Thursday, August 31, 2017

Northern Goshhawk

Today we had a lot of things going on, so we squeezed in a short mid-morning walk for Buster and to make a quick bird list.  For convenience we went to nearby Wallace Marine Park.  Our normal route for walking around the ball fields looked a little congested so we elected to take a different route next to the river that we could make into a short loop.  Midway through the loop we spotted a large bird fly into a tight mix of cottonwood and big-leaf maple trees.  Looking with our binoculars we thought it was an immature Cooper's Hawk, it was for sure too big to be a Sharp-shinned Hawk. Just to be on the safe side I quickly took some photos so that I could get a closer look. When I got home and down loaded the photos into my laptop, I started to check some birding guides to confirm that our bird was a Cooper's Hawk, to my great surprise I began to realize we had a juvenile Northern Goshawk.  Neither Jeanette nor I had ever seen a Northern Goshawk before, so a new bird for Cascade Ramblings and a new Life Bird!  Further research revealed that this species is normally found in the high Cascades, and when seen here in the valley, it is usually in winter.  I'm guessing with the all the wildfires and smoke problems in the Cascades that it has fled here to the valley for better conditions.  Goshawks are bigger than a Cooper's Hawk or a Red-tailed Hawk, in fact they are only surpassed in size in the hawk group by Golden and Bald Eagles.  This fits with our first impression of a big bird.  Here is our eBird checklist.

Wednesday, August 30, 2017

Where Has The Time Gone.....

Tomorrow is the last day of August!

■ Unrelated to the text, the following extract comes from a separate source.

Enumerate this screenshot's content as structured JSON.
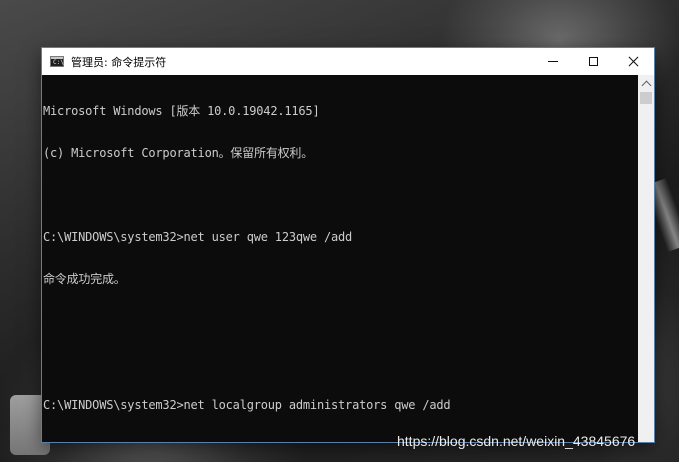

Where has the time gone?  I noticed yesterday that I had written only one blog this month, and for the last two months I have only posted three per month.  What has happened?  This is from a blogger who, for example, did 20 posts for the month of August in 2010. It could be blamed on aging, my brain is now past three quarters of a century old. But the other reality is I am busier posting to Facebook and eBird than I was in 2010. I had joined Facebook in 2008, but I'm sure I didn't post much.  Now, in addition to my own FB page, I manage two other additional pages, Salem Audubon Nature Reserve, and Salemtowne Birders.  I didn't join eBird until 2011 and and at that time I probably tried to put up a bird list once a week.  Now I post to eBird at least once every day, and also try to add to the new feature of photos.  Bottom line I'm spending a lot of my time on other media in place of my blog.

This photo is of a lone juvenile at the Salem Audubon Nature Reserve. I saw it today take a practice loop to a tree,  abort a poor attempt at landing on a limb, and have to circle back to the nest. This is the last juvenile of three to leave this season's nest, and I was struck by where has the time gone.  It has been a fascinating year to watch the Osprey, from the arrival of the parents this spring, their courtship and nest building, the birth of the chicks, the effort of the mom and the dad to feed and protect them, and now only one juvenile is left, and it too will soon be heading south.  Where has the time gone?  Well it rolls on day by day, month after month, season upon season and year after year.

Sunday, August 13, 2017

Osprey Fledglings Being Fed

It's easy to notice in this photo an Osprey bringing a fish to the nest, but there are many layers to the story of what is actually going on here.  The photo was taken today at Wallace Marine Park during a standard route we take that circles the soft-ball complex.  When we first started we spotted a juvenile sitting on a light pole, and then found another juvenile on the nest which is built on top of a large cluster of lights. We noticed an Osprey fly in and possibly leave a fish in the nest.  This happened a second time as we cicled the playing fields, and the bird on the nest seemed to be eating the fish.  As we were about to complete our circle,  some crying from the juveniles allerted us to a possible feeding coming up.  The juvenile off of the nest flew to the nest, and then a third Osprey which had been sitting on a nearby power pole flew to the nest at which time I got this photo.  This is the dad with the fish, and it appeared that he waited on purpose until both juveniles were on the nest to bring in the fish.  The juveniles have fledged and are able to fly, but dad at this point is still bringing them fish to eat. Hunting for their own fish is the next skill they will have to learn in the next few weeks before taking off for probably Central America for the winter.